Rice tertarik dengan gagasan tersebut dan meminta analisis mengenai kelayakan dan implikasinya, kata para pejabat.
Selama bertahun-tahun, Iran mengoperasikan bagian kepentingan di Washington, memproses permohonan visa dan mengawasi lokasi di ibu kota AS. Namun Amerika Serikat menolak kehadiran diplomatik di Teheran sejak Revolusi Islam tahun 1979 dan krisis penyanderaan kedutaan besarnya.
Para pejabat mengatakan Iran akan kesulitan menolak izin Amerika Serikat untuk melakukan kehadiran timbal balik di Teheran.
Gagasan pembagian kepentingan telah meresap di Departemen Luar Negeri selama beberapa tahun dan dipromosikan oleh mantan diplomat tingkat ketiga, Menteri Luar Negeri Nicholas Burns, kata beberapa pejabat. Upaya baru ini kini dipimpin oleh penerus Burns, William Burns, kata para pejabat.
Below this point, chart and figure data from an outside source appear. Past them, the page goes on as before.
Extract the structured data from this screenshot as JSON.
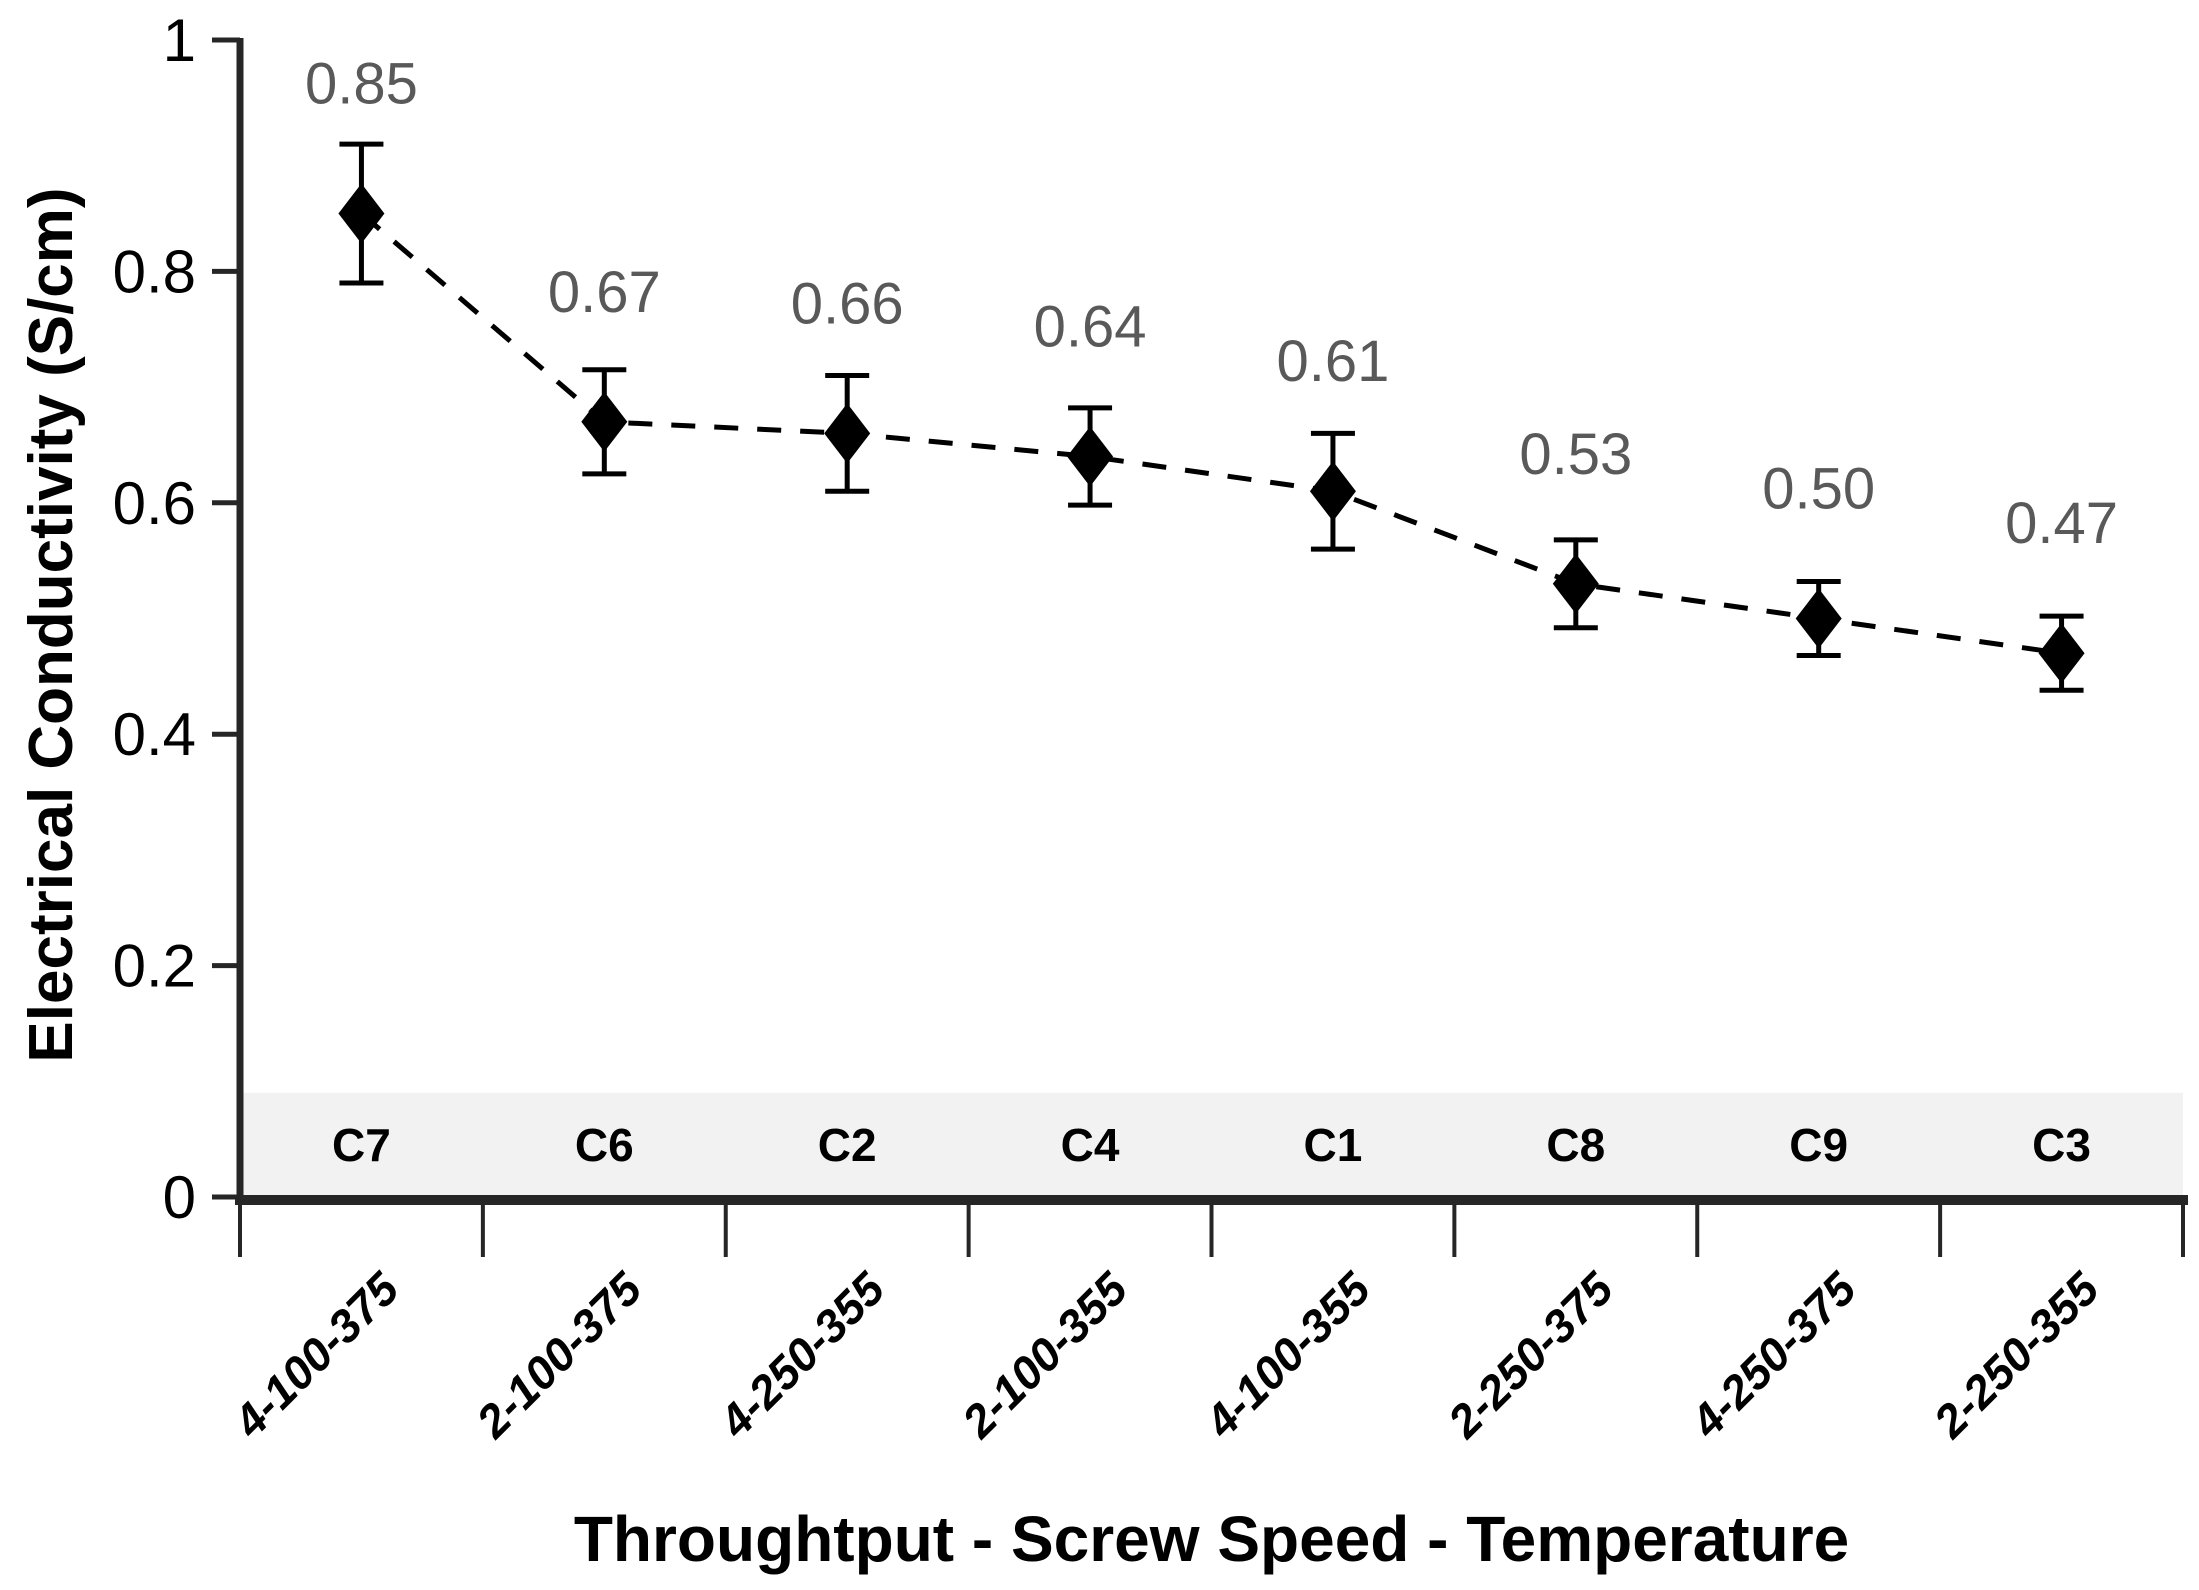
{
  "chart_data": {
    "type": "line",
    "title": "",
    "xlabel": "Throughtput - Screw Speed - Temperature",
    "ylabel": "Electrical Conductivity (S/cm)",
    "ylim": [
      0,
      1
    ],
    "y_tick_values": [
      0,
      0.2,
      0.4,
      0.6,
      0.8,
      1
    ],
    "y_tick_labels": [
      "0",
      "0.2",
      "0.4",
      "0.6",
      "0.8",
      "1"
    ],
    "categories": [
      "4-100-375",
      "2-100-375",
      "4-250-355",
      "2-100-355",
      "4-100-355",
      "2-250-375",
      "4-250-375",
      "2-250-355"
    ],
    "sample_ids": [
      "C7",
      "C6",
      "C2",
      "C4",
      "C1",
      "C8",
      "C9",
      "C3"
    ],
    "series": [
      {
        "name": "Electrical Conductivity",
        "values": [
          0.85,
          0.67,
          0.66,
          0.64,
          0.61,
          0.53,
          0.5,
          0.47
        ],
        "value_labels": [
          "0.85",
          "0.67",
          "0.66",
          "0.64",
          "0.61",
          "0.53",
          "0.50",
          "0.47"
        ],
        "error_bars": [
          0.06,
          0.045,
          0.05,
          0.042,
          0.05,
          0.038,
          0.032,
          0.032
        ]
      }
    ],
    "line_style": "dashed",
    "marker": "diamond",
    "grid": false,
    "legend": "none",
    "band": {
      "y_min": 0,
      "y_max": 0.09,
      "color": "#f2f2f2"
    },
    "colors": {
      "marker": "#000000",
      "line": "#000000",
      "data_label": "#595959",
      "axis": "#262626",
      "text": "#000000"
    }
  }
}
Ketika ditanya tentang kemungkinan pembukaan kantor tersebut, juru bicara Departemen Luar Negeri Tom Casey mengatakan dia tidak mengetahui adanya rencana tersebut.
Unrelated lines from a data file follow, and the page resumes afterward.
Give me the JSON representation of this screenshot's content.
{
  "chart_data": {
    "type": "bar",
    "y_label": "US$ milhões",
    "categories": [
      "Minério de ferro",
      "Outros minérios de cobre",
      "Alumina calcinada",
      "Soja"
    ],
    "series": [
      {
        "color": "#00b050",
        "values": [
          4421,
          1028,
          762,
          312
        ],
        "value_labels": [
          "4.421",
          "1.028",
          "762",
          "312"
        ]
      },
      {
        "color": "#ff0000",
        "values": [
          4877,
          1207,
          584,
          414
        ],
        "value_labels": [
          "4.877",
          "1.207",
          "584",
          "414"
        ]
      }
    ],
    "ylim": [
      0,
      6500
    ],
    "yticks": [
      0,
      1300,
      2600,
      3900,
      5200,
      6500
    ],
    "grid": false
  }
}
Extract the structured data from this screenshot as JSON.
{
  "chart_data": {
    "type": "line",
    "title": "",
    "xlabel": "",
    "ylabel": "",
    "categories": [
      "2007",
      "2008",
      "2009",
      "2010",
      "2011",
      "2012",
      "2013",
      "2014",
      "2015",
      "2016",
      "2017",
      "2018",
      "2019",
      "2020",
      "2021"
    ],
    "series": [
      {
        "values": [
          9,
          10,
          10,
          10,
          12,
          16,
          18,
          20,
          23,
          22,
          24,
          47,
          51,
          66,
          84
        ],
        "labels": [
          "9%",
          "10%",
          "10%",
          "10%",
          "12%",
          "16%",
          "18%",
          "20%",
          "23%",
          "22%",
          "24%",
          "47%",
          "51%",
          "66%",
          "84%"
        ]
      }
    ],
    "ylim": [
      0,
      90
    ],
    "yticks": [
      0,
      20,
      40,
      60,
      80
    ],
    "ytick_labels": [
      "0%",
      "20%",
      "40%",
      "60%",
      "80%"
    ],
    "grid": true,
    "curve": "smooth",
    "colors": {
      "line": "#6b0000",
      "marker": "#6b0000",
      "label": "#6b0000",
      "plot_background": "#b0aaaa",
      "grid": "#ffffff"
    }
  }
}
“Saya tidak bisa menjamin bahwa tidak ada orang di pemerintahan AS yang membicarakan hal ini, tapi hal ini jelas bukan sesuatu yang sudah diputuskan, juga bukan sesuatu yang saya perkirakan akan ada keputusannya, Anda tahu, dalam waktu dekat,” kata Casey.
Dalam inkarnasi sebelumnya, gagasan tersebut ditentang oleh beberapa pejabat Gedung Putih, dan terkadang oleh pejabat Departemen Luar Negeri lainnya. Nasibnya di masa-masa akhir pemerintahan Bush masih jauh dari jelas, meskipun berbagai peristiwa selama enam bulan terakhir mungkin telah memberikan validitas yang lebih besar terhadap gagasan tersebut.
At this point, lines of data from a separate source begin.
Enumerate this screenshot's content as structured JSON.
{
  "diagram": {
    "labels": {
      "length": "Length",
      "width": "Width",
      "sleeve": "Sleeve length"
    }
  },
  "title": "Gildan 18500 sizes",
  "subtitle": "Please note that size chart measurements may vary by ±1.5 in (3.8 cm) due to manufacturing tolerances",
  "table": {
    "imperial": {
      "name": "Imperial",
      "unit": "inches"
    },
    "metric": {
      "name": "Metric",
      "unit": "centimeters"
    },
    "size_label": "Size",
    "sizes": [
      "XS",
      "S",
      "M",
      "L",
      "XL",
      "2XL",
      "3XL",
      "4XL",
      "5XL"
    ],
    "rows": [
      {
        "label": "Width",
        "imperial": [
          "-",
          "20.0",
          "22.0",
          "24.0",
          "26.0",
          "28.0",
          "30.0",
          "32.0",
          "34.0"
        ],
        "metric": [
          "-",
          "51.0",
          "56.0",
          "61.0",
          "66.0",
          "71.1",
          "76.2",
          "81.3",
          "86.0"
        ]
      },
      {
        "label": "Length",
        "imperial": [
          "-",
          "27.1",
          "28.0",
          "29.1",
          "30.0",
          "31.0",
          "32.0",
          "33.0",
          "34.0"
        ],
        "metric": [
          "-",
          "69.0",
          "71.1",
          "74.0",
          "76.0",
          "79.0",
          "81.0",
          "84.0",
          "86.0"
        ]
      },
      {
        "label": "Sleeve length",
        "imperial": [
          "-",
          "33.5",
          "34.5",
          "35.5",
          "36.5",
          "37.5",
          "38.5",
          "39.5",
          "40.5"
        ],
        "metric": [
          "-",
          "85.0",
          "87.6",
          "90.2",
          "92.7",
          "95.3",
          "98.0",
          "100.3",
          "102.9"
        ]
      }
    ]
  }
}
Analisis intelijen AS tahun lalu menyimpulkan bahwa Iran tidak secara aktif membuat hulu ledak nuklir, meskipun mereka mungkin akan melanjutkan pekerjaan tersebut. Kesimpulan tersebut menghilangkan gagasan bahwa Amerika Serikat mungkin akan melancarkan serangan militer terhadap fasilitas nuklir Iran sebelum Presiden George W. Bush meninggalkan jabatannya pada 20 Januari.
Pada saat yang sama, upaya diplomasi AS terhadap Iran tidak membuahkan hasil. Oleh karena itu, pembukaan bagian kepentingan tidak akan membahayakan diskusi yang bermanfaat.
William Burns, kata para pejabat, sangat ingin menunjukkan niat baik Amerika kepada rakyat Iran, bahkan ketika ketegangan antar pemerintah meningkat di tengah spekulasi bahwa Amerika Serikat atau Israel mungkin menggunakan kekuatan militer terhadap fasilitas nuklir Iran.
Burns dan pendukungnya melihat program pertukaran dan penjangkauan langsung ke Iran sebagai cara terbaik untuk mengatasi permusuhan selama bertahun-tahun, kata para pejabat.